GRANTCHESTER, STV, 9pm
I vaguely remember Grantchester’s first series so can’t have been particularly impressed by it. The idea of a sepia-toned drama about a crime-solving vicar was enough to either bore me or confuse me: crime-solving vicars taking tea in 1950s Cambridge? It must be Sunday night.
But I’ve approached this second series with new eyes because the vicar, Sidney Chambers, is played by James Norton, and in the past year he has been transformed. He’s no longer just some actor in some crime drama, but is the devilish, brilliant, frightening Tommy Lee Royce from Happy Valley, as well as the swooningly handsome Bolkonsky in the recent War and Peace adaptation. Yes, nice little Grantchester deserves to be re-assessed with such a star in its lead role.

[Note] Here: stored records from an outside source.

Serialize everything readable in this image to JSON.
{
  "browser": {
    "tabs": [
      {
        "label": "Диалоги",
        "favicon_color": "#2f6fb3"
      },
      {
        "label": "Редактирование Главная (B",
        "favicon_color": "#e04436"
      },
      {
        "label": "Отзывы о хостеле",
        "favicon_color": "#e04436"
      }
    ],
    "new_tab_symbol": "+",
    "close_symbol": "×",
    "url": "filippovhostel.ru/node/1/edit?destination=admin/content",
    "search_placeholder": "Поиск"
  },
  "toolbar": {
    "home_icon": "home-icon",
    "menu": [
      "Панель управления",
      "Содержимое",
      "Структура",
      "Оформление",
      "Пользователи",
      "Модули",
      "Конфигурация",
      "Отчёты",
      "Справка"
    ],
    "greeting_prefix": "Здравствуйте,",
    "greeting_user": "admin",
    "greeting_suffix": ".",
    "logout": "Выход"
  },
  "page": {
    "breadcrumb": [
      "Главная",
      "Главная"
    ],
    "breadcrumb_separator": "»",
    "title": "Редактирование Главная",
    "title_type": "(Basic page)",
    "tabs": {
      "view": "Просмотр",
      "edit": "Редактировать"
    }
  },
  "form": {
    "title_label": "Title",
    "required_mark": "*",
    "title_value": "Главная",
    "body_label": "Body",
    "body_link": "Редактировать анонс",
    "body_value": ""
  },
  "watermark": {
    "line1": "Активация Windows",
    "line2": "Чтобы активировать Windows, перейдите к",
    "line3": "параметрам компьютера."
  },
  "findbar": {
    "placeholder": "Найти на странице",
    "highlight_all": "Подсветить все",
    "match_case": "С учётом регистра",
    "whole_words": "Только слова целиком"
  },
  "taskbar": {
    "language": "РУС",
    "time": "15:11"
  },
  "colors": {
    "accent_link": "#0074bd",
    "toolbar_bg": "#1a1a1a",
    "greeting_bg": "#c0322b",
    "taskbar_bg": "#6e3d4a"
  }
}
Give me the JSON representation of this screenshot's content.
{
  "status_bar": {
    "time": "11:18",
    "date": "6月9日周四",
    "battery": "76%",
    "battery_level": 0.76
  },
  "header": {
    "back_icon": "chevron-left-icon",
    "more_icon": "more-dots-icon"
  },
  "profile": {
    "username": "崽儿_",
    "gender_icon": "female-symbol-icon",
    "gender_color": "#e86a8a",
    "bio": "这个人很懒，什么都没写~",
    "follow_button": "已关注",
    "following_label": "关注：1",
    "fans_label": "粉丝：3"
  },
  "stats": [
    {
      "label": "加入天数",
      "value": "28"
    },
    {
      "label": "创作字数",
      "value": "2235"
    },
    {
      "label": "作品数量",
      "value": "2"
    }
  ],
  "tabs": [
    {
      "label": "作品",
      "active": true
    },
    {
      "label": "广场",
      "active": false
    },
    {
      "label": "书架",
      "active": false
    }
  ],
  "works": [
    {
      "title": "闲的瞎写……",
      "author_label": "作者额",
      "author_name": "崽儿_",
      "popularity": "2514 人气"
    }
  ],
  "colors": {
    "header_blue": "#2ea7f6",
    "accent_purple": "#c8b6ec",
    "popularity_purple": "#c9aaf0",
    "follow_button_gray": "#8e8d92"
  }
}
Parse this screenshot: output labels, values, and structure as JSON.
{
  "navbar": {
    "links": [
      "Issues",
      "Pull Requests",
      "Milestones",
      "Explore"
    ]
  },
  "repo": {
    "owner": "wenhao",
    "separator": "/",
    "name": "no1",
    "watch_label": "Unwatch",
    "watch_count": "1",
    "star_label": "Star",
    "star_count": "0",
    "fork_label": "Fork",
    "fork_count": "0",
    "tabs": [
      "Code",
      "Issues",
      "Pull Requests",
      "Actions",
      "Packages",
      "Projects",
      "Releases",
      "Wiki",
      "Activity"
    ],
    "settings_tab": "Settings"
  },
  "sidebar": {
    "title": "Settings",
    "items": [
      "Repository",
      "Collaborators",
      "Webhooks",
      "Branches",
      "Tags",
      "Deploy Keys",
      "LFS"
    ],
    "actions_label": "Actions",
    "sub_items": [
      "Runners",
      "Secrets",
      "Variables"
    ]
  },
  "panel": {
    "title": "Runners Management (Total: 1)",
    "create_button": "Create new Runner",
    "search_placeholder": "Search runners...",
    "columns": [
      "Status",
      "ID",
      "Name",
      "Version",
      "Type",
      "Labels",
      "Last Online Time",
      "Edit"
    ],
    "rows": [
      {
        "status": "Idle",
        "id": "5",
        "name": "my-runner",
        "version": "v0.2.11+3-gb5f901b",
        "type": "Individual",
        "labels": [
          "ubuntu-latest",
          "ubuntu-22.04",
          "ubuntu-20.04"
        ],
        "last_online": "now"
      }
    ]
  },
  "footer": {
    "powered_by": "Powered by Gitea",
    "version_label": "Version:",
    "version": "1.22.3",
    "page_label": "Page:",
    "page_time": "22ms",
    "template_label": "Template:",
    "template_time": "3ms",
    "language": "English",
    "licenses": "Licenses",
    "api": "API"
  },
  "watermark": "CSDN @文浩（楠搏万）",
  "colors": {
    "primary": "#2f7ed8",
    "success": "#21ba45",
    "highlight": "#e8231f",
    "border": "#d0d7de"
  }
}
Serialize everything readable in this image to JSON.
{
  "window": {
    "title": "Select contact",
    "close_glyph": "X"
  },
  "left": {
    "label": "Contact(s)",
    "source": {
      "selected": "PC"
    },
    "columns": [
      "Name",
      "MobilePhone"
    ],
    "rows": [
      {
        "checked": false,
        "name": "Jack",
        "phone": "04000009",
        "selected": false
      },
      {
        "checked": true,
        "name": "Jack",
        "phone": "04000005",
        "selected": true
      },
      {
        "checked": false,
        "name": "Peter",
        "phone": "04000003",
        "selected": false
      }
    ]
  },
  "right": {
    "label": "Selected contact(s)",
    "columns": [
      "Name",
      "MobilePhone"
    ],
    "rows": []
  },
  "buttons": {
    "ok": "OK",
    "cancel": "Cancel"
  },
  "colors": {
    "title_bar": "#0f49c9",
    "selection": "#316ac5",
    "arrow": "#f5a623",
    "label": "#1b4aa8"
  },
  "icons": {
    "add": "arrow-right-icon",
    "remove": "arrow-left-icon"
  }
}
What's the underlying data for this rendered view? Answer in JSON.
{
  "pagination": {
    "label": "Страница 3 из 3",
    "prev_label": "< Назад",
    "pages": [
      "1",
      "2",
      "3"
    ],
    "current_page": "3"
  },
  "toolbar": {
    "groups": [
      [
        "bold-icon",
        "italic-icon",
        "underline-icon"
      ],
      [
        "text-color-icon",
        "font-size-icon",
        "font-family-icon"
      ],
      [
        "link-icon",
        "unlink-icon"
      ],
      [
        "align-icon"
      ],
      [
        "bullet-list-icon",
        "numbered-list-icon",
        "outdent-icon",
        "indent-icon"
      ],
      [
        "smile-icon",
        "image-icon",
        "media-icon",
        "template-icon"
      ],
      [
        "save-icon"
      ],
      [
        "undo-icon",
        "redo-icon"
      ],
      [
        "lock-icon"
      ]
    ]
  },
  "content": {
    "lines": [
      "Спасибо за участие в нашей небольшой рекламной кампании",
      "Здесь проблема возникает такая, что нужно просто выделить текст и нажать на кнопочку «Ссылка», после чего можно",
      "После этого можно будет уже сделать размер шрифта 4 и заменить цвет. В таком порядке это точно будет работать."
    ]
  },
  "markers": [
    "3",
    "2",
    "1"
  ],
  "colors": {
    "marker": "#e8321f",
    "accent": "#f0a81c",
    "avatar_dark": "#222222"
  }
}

Despite its sentimental setting of genteel post-war Cambridge, tonight’s episode contains very harsh, and very modern, themes. Sidney is arrested and accused of sexual assault, and he despairs of clearing his name, saying “there’s no smoke without fire. Isn’t that how these things work?” We see that today’s world of tabloid allegations and social media rumour is equally as judgemental as small-town 1950s England ever was.
RAISED BY WOLVES, C4, 9pm
Caitlin and Caroline Moran’s sitcom about their unconventional childhood in Wolverhampton returns tonight.
Life in the Midlands might already be a tussle with brutality but what happens when your internet is cut off and you find yourself stuck in Wolverhampton unable to do Google Image searches for Benedict Cumberbatch both with and without his hats? Or, if your sexual tastes run that way, for “Andrew Marr on his moped”?
Their mother, Della, cancels the family’s internet as it’s too expensive so the frantic siblings are forced to use the grimy PCs at the local library where a romantic escapade awaits the irritating, hysterical Germaine.
Meanwhile, Della, still in her jumpsuit and glaring at the world like a mean cowboy surveying the dusty, deadbeat town he’s just moseyed on into, goes on an expedition to the “poor woman’s IKEA” ie, a local skip where the family might forage through the junk for something useful.